第293号【浦上へ、キリシタンの史跡を訪ねて】
北の方では初雪が降るなど早くも冬が足音をたてて近付いています。南国・九州の長崎は、さすがに朝晩は冷えますが、日中はまだ汗ばむほどの暑さ。秋らしさを感じさせる金木犀の芳香も、遅れ気味でようやく漂いはじめたところです。そんな長崎の今はまさに、観光シーズンたけなわ。長崎市内を走る路面電車の電停では、脱いだジャケットを片手に市内観光を楽しむ方々の姿が目立ちます。
そんな人々に混じって路面電車に乗りこみ、平和公園のある浦上地区へ行ってきました。この一帯には、原爆落下中心地公園、長崎原爆資料館、如己堂、永井隆記念館などがあり、いわゆる平和のゾーンとして、国内外からの観光客が絶えないところです。今回は、そういった有名な施設の周辺にありながら、足を止める機会が少なかった史跡をいくつかご紹介したいと思います。
それらは長崎のキリスト教に関する史跡です。まずは、簡単に歴史から。時代は400年以上も前、戦国大名の大村純忠が1570年に長崎を開港。ポルトガル船との貿易港として新しい町づくりがはじまった長崎は急速に発展していきました。それから10年後、純忠は長崎と茂木をイエズス会に寄進。それから4年後の1584年、島原の領主・有馬晴信は、ここ浦上をイエズス会に寄進しました(※戦国末期、浦上は有馬領だった)。

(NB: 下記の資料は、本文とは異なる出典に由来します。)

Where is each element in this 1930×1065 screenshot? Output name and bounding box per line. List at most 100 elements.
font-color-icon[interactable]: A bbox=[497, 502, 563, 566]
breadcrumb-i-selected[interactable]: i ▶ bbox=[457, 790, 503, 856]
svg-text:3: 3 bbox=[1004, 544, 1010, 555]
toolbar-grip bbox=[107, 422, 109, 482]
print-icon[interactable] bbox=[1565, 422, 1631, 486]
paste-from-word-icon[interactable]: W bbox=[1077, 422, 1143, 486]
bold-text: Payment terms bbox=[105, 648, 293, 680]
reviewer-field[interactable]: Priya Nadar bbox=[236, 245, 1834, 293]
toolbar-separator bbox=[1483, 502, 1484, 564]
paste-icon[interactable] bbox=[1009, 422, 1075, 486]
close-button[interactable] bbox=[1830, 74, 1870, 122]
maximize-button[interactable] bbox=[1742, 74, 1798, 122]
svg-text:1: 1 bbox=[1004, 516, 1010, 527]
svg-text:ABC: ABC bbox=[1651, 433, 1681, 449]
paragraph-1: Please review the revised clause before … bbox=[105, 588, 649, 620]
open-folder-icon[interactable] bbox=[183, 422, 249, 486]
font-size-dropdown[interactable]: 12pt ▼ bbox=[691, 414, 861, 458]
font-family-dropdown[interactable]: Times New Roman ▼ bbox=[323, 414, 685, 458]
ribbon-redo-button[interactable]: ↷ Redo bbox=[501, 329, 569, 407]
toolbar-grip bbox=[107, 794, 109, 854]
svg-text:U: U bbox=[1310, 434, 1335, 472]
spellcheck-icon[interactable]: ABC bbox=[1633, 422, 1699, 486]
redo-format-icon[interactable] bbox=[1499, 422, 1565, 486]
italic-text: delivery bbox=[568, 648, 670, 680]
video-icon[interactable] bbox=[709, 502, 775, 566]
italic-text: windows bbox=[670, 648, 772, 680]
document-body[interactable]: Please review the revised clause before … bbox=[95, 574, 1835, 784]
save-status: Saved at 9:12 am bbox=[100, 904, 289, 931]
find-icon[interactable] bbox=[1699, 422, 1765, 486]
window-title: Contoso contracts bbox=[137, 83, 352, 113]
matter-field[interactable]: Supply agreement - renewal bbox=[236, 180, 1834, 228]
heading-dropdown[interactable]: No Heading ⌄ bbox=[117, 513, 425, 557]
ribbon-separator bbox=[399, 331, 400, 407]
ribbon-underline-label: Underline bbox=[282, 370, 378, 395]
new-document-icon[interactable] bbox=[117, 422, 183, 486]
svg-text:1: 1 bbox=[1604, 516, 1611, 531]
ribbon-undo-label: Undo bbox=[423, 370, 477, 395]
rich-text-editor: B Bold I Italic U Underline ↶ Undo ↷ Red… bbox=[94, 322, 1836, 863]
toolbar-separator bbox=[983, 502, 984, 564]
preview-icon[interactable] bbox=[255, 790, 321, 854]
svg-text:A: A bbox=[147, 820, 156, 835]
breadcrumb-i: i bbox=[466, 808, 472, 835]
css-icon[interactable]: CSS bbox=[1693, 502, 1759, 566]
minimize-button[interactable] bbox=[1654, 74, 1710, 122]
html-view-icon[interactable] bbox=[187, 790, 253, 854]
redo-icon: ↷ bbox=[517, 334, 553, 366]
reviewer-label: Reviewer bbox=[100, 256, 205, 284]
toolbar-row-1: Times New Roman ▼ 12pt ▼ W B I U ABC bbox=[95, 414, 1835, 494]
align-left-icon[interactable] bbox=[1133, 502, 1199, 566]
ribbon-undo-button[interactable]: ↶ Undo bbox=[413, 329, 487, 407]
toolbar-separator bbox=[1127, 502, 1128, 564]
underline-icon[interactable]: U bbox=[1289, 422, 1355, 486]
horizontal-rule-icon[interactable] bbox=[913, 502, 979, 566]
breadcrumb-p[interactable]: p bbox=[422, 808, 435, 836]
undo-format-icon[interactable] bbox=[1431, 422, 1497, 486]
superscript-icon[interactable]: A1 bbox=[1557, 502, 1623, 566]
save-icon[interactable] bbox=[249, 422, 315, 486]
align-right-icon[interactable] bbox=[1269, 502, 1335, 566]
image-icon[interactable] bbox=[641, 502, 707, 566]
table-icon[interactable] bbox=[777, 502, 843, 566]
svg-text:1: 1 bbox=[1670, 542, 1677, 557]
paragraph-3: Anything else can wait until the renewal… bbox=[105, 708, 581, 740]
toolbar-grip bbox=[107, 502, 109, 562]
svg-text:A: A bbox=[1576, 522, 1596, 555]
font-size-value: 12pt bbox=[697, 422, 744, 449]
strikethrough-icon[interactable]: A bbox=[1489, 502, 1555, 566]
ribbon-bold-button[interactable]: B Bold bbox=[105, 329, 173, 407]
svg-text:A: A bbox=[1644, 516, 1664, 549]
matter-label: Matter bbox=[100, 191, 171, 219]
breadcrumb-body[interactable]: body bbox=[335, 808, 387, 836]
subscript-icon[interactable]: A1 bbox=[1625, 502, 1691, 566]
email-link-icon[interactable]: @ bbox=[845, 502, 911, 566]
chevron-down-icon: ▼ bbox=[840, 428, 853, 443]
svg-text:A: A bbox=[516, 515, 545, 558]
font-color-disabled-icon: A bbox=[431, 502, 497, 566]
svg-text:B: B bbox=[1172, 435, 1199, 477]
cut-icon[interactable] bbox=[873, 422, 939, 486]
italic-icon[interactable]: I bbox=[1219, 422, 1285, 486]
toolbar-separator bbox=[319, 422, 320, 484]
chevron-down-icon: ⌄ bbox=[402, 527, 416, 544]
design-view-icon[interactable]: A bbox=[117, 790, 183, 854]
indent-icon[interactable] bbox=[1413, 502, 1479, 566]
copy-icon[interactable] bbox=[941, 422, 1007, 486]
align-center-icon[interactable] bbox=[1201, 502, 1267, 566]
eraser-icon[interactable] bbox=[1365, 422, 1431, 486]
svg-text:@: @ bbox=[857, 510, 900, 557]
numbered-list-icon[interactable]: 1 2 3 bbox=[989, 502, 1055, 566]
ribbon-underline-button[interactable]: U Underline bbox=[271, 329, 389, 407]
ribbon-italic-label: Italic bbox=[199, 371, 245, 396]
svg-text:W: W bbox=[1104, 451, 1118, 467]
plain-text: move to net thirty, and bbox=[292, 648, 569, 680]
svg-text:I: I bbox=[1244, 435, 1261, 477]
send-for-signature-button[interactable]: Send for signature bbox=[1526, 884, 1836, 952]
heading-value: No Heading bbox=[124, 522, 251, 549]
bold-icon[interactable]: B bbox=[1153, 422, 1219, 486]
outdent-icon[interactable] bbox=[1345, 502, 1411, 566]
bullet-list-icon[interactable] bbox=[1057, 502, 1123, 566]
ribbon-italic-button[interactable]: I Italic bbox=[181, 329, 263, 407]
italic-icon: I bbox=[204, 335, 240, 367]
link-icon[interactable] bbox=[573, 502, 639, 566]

そうして長崎は、当時の日本におけるキリスト教の中心地となりましたが、その黄金時代は長くは続きませんでした。信長の後、政権を掌握した秀吉は、1587年に伴天連追放令を出し、各地で活動していた宣教師を追放したり、教会を破壊しはじめます。そして、翌年にはイエズス会領となっていた長崎、茂木、浦上を没収し直轄地にしたのです。ただ、その頃はまだ、長崎におけるキリスト教弾圧は行われておらず、逆に、長崎の市中には教会が増えていたといいます。江戸時代に入り徳川幕府の天領となった長崎は、1612年に禁教令が出され、2年後には長崎にあった教会がほとんど破壊されるなど、激しい弾圧がはじまったのでした。
長崎駅前から約10分。「大橋」電停で下車。その近くの国道206号線沿いに「サンタ・クララ教会跡」があります。説明版によると、徳川家康が江戸に幕府をひらいた1603年に建てられた教会で、当時としては浦上で唯一の教会だったそうです。幕府の禁教令で破壊された後、神父を失った村人たちは、帳方(ちょうかた)、水方(みなかた)、聞役(ききやく)という潜伏キリシタンの地下組織をつくり、その後250年間、ひそかに信仰を続けました。この場所では、仏教徒を装わざるをえなかった信者たちが、盆踊りと称して集まり、祈りを捧げていたそうです。
「サンタ・クララ教会跡」からサントス通りと呼ばれる道路から脇道に入り浦上川の上流へ数分歩くと、山里小学校にほど近い住宅街の一角に、「ベアトス様の墓」と呼ばれる史跡がありました。信長、秀吉の時代には村人のほとんどがキリシタンであったという浦上地区。江戸初期の弾圧時に捕われ、激しい責め苦にも屈しなかった3人の親子、ジワンノ、ジワンナ、ミギルのお墓です。信仰と愛に生きたというこの一家は、敬けんな生涯をおくった人々を意味する「ベアトス」様と称され、この地のキリシタンの間でずっと語り継がれてきたのでした。
強固な地下組織で信仰を続けた浦上の信徒たち。江戸時代も終わりに近い1865年、大浦天主堂で浦上の信徒らがキリシタンであると神父に申し出たときも、厳しい禁教の下にあったため、信徒たちは密かに秘密教会を設け、神父を迎えました。そのときの教会のひとつが、山里小学校にほど近いところにある、「聖フランシスコ・ザベリオ堂」です。しかし、1867年、ここでの活動が見つかり、信徒が捕らえられます。それが最後の弾圧として知られる「浦上四番崩れ」につながっていくのでした。
あわただしく過ぎて行く現代の日々の中で、ふと立ち止まり、「信仰」とは?「愛」とは?ということを考えさせられる、浦上地区のキリシタンの史跡。時代背景や人々の暮らしぶり、心情など、想像しがたいものが多々ありながらも尚、胸を打ち、語りかけてくるものがありました。